Incident Report for ResDiary

Postmortem

All times in this report are in BST unless otherwise noted.

This report details the initial incident caused by a CloudFlare outage, along with an incident affecting TheFork in Australia that was triggered by the initial incident.

CloudFlare Outage

At 22:14 we began to receive alerts from our monitoring system that some of our sites were unavailable. At 22:22 two of our engineers began investigating and found that DNS resolution was failing for all our sites. We verified that the sites themselves were still running correctly, but that we weren't able to reach them via their hostnames.

Because of this we began to suspect that CloudFlare were having an outage, and confirmed this by testing DNS resolution using both CloudFlare and our backup DNS provider (Azure DNS). Queries to CloudFlare were failing while queries to our backup provider were succeeding. At this point we also noticed that CloudFlare had declared a major incident, the details of which can be found here: https://www.cloudflarestatus.com/incidents/b888fyhbygb8.

At around 22:33 we decided to switch over to our backup provider since we were unsure how long it would take CloudFlare to resolve their issue. We began to notice our applications starting to become available again, and by around 23:00 all of our applications were functioning again. This may have been due to CloudFlare resolving their incident rather than us switching to our backup.

At 23:27 we received an alert that www.resdiary.com had become unavailable. We realised that it was unable to communicate with api.resdiary.com because we currently make use of a CloudFlare load balancer to provide geographic load balancing, which meant that Azure DNS didn't have a record for api.resdiary.com.

At 23:37 we switched our DNS back to CloudFlare, and also added in a temporary DNS entry for api.resdiary.com to Azure DNS, and by 23:42 the alert for www.resdiary.com closed.

TheFork Reservation Service Incident

On Monday 13/07/2020 we added new HA Proxy load balancers in front of our au.resdiary.com servers as part of a migration to new infrastructure for au.resdiary.com. Unfortunately there was a configuration error with these load balancers that prevented the original client IP addresses being reported to our backend servers. The configuration issue did not cause any problems while we were using CloudFlare DNS because requests were being routed via CloudFlare infrastructure that correctly set the original client IP address.

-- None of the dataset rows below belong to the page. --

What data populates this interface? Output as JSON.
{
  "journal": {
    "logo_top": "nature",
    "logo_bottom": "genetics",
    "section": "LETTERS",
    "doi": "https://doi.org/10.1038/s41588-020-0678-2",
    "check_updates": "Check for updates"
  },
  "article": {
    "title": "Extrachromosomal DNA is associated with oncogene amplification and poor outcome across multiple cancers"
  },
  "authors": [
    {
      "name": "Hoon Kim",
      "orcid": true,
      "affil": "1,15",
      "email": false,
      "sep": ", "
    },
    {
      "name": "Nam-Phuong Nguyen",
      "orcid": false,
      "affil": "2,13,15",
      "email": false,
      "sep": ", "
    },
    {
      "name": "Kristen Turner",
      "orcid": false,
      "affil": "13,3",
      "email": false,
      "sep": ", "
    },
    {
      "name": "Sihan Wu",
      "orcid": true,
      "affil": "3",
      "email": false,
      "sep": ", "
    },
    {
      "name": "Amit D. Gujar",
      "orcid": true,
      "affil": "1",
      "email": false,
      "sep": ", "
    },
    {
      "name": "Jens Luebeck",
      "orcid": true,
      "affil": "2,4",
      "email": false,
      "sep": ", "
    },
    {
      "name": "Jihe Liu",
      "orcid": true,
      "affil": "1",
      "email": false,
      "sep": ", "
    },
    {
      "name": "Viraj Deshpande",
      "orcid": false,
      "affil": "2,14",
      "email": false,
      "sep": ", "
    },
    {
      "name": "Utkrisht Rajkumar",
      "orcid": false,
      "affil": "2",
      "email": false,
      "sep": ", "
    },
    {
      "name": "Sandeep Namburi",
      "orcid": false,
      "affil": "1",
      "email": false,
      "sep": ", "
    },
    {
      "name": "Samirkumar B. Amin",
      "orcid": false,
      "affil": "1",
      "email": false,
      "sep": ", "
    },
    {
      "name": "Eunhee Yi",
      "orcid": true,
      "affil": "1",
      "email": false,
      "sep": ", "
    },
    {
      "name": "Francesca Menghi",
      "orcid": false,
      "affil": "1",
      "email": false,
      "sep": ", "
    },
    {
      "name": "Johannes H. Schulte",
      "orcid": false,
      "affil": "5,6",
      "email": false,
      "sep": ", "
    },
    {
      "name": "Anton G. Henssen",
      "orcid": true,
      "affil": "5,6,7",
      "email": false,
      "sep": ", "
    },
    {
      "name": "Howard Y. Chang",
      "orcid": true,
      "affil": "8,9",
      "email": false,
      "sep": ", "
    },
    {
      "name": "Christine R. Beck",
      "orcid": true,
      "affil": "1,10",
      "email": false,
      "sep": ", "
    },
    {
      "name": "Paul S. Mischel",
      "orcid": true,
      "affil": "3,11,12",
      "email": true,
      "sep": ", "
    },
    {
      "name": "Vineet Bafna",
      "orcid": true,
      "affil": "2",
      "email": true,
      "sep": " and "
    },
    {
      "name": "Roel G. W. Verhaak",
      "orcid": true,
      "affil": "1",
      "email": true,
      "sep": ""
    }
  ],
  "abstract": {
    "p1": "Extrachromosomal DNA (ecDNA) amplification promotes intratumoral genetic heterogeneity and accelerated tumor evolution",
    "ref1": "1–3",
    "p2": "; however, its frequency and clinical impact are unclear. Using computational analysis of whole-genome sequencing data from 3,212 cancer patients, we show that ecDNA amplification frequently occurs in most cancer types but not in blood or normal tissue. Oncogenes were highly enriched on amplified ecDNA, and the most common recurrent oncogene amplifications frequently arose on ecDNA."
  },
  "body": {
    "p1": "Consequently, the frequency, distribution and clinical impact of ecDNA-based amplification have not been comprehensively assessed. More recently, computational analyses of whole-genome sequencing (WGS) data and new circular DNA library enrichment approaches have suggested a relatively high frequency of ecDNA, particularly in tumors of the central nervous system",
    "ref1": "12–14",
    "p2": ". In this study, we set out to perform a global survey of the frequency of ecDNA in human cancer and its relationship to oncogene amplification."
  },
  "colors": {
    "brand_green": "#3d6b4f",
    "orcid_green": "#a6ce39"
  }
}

Unfortunately when we switched over to our backup DNS provider, we ended up in a situation where some requests were being routed via CloudFlare and others were being routed directly to our HA Proxy load balancers. The majority of requests were unaffected by this, but because the Reservation Service requires the IP address of requests to match the original IP that requested the token, we ended up in a situation where requests could fail if the initial token request was routed via CloudFlare and subsequent requests were routed directly to us, or vice-versa.

At 09:08 we disabled CloudFlare proxying for au.resdiary.com, causing all traffic to be routed directly. This meant that the source IP was consistent, allowing requests to succeed. Shortly after this our partners at TheFork confirmed that the error rate was dropping, and by 09:29 we were not seeing any more 401s on the Reservation Service.

Actions

We will be taking the following actions as a result of this incident:

Fixing the configuration issue with our HA proxy load balancers.
Investigating further changes we need to make to allow us to failover to our backup DNS provider in future without causing knock-on problems.

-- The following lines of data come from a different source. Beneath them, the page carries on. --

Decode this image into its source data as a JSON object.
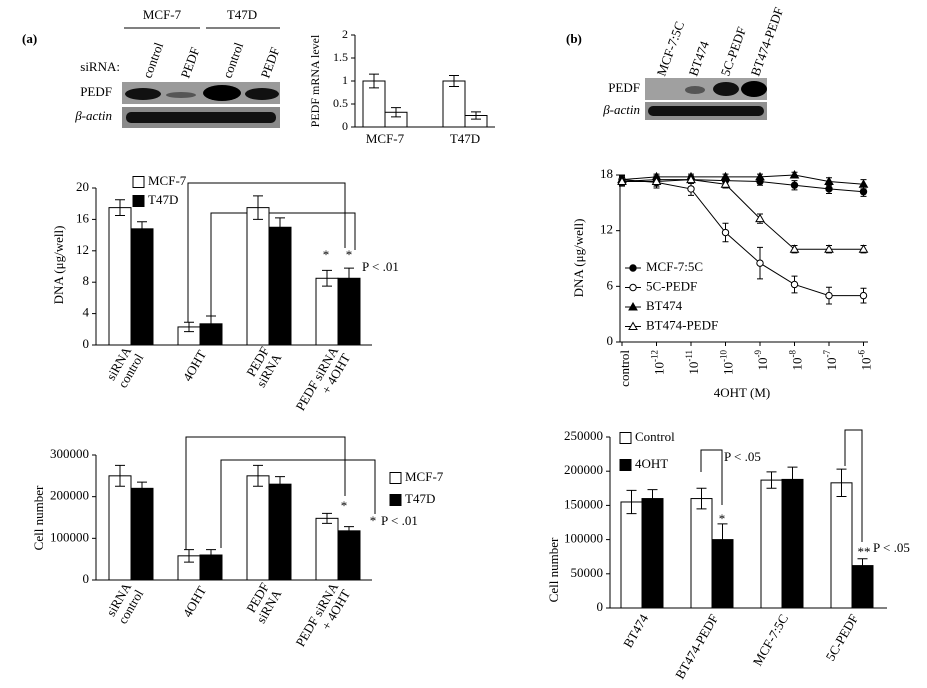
{
  "panel_labels": [
    "(a)",
    "(b)"
  ],
  "blot_a": {
    "cell_lines": [
      "MCF-7",
      "T47D"
    ],
    "row_label": "siRNA:",
    "lanes": [
      "control",
      "PEDF",
      "control",
      "PEDF"
    ],
    "bands": [
      "PEDF",
      "β-actin"
    ]
  },
  "blot_b": {
    "lanes": [
      "MCF-7:5C",
      "BT474",
      "5C-PEDF",
      "BT474-PEDF"
    ],
    "bands": [
      "PEDF",
      "β-actin"
    ]
  },
  "chart_data": [
    {
      "type": "bar",
      "ylabel": "PEDF mRNA level",
      "categories": [
        [
          "MCF-7"
        ],
        [
          "T47D"
        ]
      ],
      "series": [
        {
          "color": "#ffffff",
          "values": [
            1.0,
            1.0
          ],
          "errors": [
            0.15,
            0.12
          ]
        },
        {
          "color": "#ffffff",
          "values": [
            0.32,
            0.25
          ],
          "errors": [
            0.1,
            0.08
          ]
        }
      ],
      "ylim": [
        0,
        2
      ],
      "yticks": [
        0,
        0.5,
        1,
        1.5,
        2
      ]
    },
    {
      "type": "bar",
      "ylabel": "DNA (μg/well)",
      "categories": [
        [
          "siRNA",
          "control"
        ],
        [
          "4OHT"
        ],
        [
          "PEDF",
          "siRNA"
        ],
        [
          "PEDF siRNA",
          "+ 4OHT"
        ]
      ],
      "series": [
        {
          "name": "MCF-7",
          "color": "#ffffff",
          "values": [
            17.5,
            2.3,
            17.5,
            8.5
          ],
          "errors": [
            1.0,
            0.6,
            1.5,
            1.0
          ]
        },
        {
          "name": "T47D",
          "color": "#000000",
          "values": [
            14.8,
            2.7,
            15.0,
            8.5
          ],
          "errors": [
            0.9,
            1.0,
            1.2,
            1.3
          ]
        }
      ],
      "ylim": [
        0,
        20
      ],
      "yticks": [
        0,
        4,
        8,
        12,
        16,
        20
      ],
      "annotations": [
        "*",
        "*",
        "P < .01"
      ]
    },
    {
      "type": "bar",
      "ylabel": "Cell number",
      "categories": [
        [
          "siRNA",
          "control"
        ],
        [
          "4OHT"
        ],
        [
          "PEDF",
          "siRNA"
        ],
        [
          "PEDF siRNA",
          "+ 4OHT"
        ]
      ],
      "series": [
        {
          "name": "MCF-7",
          "color": "#ffffff",
          "values": [
            250000,
            58000,
            250000,
            148000
          ],
          "errors": [
            25000,
            15000,
            25000,
            12000
          ]
        },
        {
          "name": "T47D",
          "color": "#000000",
          "values": [
            220000,
            60000,
            230000,
            118000
          ],
          "errors": [
            15000,
            13000,
            18000,
            10000
          ]
        }
      ],
      "ylim": [
        0,
        300000
      ],
      "yticks": [
        0,
        100000,
        200000,
        300000
      ],
      "annotations": [
        "*",
        "*",
        "P < .01"
      ]
    },
    {
      "type": "line",
      "ylabel": "DNA (μg/well)",
      "xlabel": "4OHT (M)",
      "categories": [
        "control",
        {
          "base": "10",
          "exponent": "-12"
        },
        {
          "base": "10",
          "exponent": "-11"
        },
        {
          "base": "10",
          "exponent": "-10"
        },
        {
          "base": "10",
          "exponent": "-9"
        },
        {
          "base": "10",
          "exponent": "-8"
        },
        {
          "base": "10",
          "exponent": "-7"
        },
        {
          "base": "10",
          "exponent": "-6"
        }
      ],
      "series": [
        {
          "name": "MCF-7:5C",
          "color": "#000000",
          "marker": "circle",
          "filled": true,
          "values": [
            17.3,
            17.5,
            17.5,
            17.4,
            17.3,
            16.9,
            16.5,
            16.2
          ],
          "errors": [
            0.5,
            0.4,
            0.4,
            0.4,
            0.4,
            0.5,
            0.5,
            0.5
          ]
        },
        {
          "name": "5C-PEDF",
          "color": "#000000",
          "marker": "circle",
          "filled": false,
          "values": [
            17.5,
            17.2,
            16.5,
            11.8,
            8.5,
            6.2,
            5.0,
            5.0
          ],
          "errors": [
            0.5,
            0.6,
            0.7,
            1.0,
            1.7,
            0.9,
            0.9,
            0.8
          ]
        },
        {
          "name": "BT474",
          "color": "#000000",
          "marker": "triangle",
          "filled": true,
          "values": [
            17.5,
            17.8,
            17.8,
            17.8,
            17.8,
            18.0,
            17.3,
            17.0
          ],
          "errors": [
            0.4,
            0.3,
            0.3,
            0.3,
            0.3,
            0.3,
            0.4,
            0.5
          ]
        },
        {
          "name": "BT474-PEDF",
          "color": "#000000",
          "marker": "triangle",
          "filled": false,
          "values": [
            17.3,
            17.3,
            17.5,
            17.0,
            13.3,
            10.0,
            10.0,
            10.0
          ],
          "errors": [
            0.4,
            0.5,
            0.4,
            0.4,
            0.5,
            0.4,
            0.4,
            0.4
          ]
        }
      ],
      "ylim": [
        0,
        18
      ],
      "yticks": [
        0,
        6,
        12,
        18
      ]
    },
    {
      "type": "bar",
      "ylabel": "Cell number",
      "categories": [
        [
          "BT474"
        ],
        [
          "BT474-PEDF"
        ],
        [
          "MCF-7:5C"
        ],
        [
          "5C-PEDF"
        ]
      ],
      "series": [
        {
          "name": "Control",
          "color": "#ffffff",
          "values": [
            155000,
            160000,
            187000,
            183000
          ],
          "errors": [
            17000,
            15000,
            12000,
            20000
          ]
        },
        {
          "name": "4OHT",
          "color": "#000000",
          "values": [
            160000,
            100000,
            188000,
            62000
          ],
          "errors": [
            13000,
            23000,
            18000,
            10000
          ]
        }
      ],
      "ylim": [
        0,
        250000
      ],
      "yticks": [
        0,
        50000,
        100000,
        150000,
        200000,
        250000
      ],
      "annotations": [
        "P < .05",
        "*",
        "**",
        "P < .05"
      ]
    }
  ]
}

Posted Jul 20, 2020 - 13:35 UTC

Resolved

The problems affecting the Australian ReservationService were resolved around 08:30 UTC. Since then we have not detected any further issues. We believe the incident has been fully resolved now, but will continue to monitor for further problems.

Posted Jul 18, 2020 - 10:33 UTC

Update

As a result of the actions we took to resolve the outage last night, there were issues with connectivity to the ReservationService which affected customers making bookings via The Fork in Australia. A fix for these issues has now been deployed and we will continue to monitor the situation.

Posted Jul 18, 2020 - 09:08 UTC

Monitoring

We have switched over to an alternate provider, our monitoring has shown that our servers are starting to become available again. We will continue to monitor the situation and we will update this incident once it has been resolved.

Posted Jul 17, 2020 - 22:11 UTC

Update

We are continuing to work on a fix for this issue.

Posted Jul 17, 2020 - 22:03 UTC

Update

We have taken action to failover to an alternate provider, service availability may continue to be affected while the changes are propagating.

Posted Jul 17, 2020 - 21:59 UTC

Identified

We are currently investigating an issue with cloudflare(https://www.cloudflarestatus.com/) which is causing ResDiary services to be unavailable. We are going to failover to an alternate provider to bring back availability of the ResDiary services.

Posted Jul 17, 2020 - 21:44 UTC

This incident affected: ResDiary Application (UK/Europe, Australia, North Central US, S.E. ASIA, East Asia) and Login, API, Widget Configurator, Dishcult Portal.